1 Billion Row Challenge consists in computing the min, max, and average of 1 billion measurements. The measurements represents temperatures per weather station.
More details can be found here : https://1brc.dev/
As part of my learning of Go, this was a good opportunity for me to write Go code and learn.
-
No external library dependencies may be used. That means no lodash, no numpy, no Boost, no nothing. You're limited to the standard library of your language.
-
Implementations must be provided as a single source file. Try to keep it relatively short; don't copy-paste a library into your solution as a cheat.
-
The computation must happen at application runtime; you cannot process the measurements file at build time
-
Input value ranges are as follows:
- Station name: non null UTF-8 string of min length 1 character and max length 100 bytes (i.e. this could be 100 one-byte characters, or 50 two-byte characters, etc.)
- Temperature value: non null double between -99.9 (inclusive) and 99.9 (inclusive), always with one fractional digit
-
There is a maximum of 10,000 unique station names.
-
Implementations must not rely on specifics of a given data set.
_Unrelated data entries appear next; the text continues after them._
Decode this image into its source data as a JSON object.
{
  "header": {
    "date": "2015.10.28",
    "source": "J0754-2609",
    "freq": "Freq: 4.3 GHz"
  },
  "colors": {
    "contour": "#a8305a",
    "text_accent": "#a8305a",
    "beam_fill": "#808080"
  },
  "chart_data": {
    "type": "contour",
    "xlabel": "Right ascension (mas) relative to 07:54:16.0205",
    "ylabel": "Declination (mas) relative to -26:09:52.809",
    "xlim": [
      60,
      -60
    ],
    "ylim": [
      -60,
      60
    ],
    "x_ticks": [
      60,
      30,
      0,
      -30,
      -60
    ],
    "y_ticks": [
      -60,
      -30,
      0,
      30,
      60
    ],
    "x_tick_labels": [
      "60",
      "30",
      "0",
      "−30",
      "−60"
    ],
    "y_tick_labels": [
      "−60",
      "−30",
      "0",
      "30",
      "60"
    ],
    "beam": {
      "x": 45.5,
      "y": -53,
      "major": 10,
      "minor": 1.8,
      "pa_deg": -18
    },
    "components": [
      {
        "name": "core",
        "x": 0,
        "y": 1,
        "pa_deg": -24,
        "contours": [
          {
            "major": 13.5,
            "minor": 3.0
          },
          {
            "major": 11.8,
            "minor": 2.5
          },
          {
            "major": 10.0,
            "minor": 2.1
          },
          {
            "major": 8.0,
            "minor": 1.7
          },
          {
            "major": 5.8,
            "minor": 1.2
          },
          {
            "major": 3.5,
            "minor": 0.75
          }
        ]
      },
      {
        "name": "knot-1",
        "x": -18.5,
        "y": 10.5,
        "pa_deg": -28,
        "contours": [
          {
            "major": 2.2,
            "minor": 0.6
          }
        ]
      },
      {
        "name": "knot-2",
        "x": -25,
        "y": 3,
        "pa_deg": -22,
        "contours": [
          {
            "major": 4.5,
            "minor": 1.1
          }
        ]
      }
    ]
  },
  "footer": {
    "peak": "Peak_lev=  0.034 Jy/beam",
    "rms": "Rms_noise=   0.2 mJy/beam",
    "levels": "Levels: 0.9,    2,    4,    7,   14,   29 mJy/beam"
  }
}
Any valid station name as per the constraints above and any data distribution (number of measurements per station) must be supported.
Go 1.23
Instructions to generate the data can be found here : https://github.com/gunnarmorling/1brc?tab=readme-ov-file#running-the-challenge
In the module directory :
go run .
Improvement | Duration |
---|---|
Naive read and map | 250s |
Add concurrency | 135s |
Removal of Debug logs in critical code | 35s |
Parse temperature as integer | 24s |
Parse temperature manually | 19s |
Use int32 hash instead of string as map key | 12s |
Use of NumCPU CPUs | 10s |
Over 50 runs with last version, ran with an average of 10.2s
To see what part of code should be improved, I used pprof
to profile my code.
In main.go, the following code can be uncommented :
f, err := os.Create("profiles/new_cpu_profile.prof")
if err != nil {
panic(err)
}
defer f.Close()
if err := pprof.StartCPUProfile(f); err != nil {
panic(err)
}
defer pprof.StopCPUProfile()
It creates a .prof
file that can then be opened with go tool pprof -http 127.0.0.1:8080 profiles/new_cpu_profile.prof
.
It allows to see the directed graph or the flame graph, and determine what takes time during processing.
Based on the current CPU profiling graph, improvements efforts could be focused on :
- Map access which is now the main bottleneck.
- Computation of the hash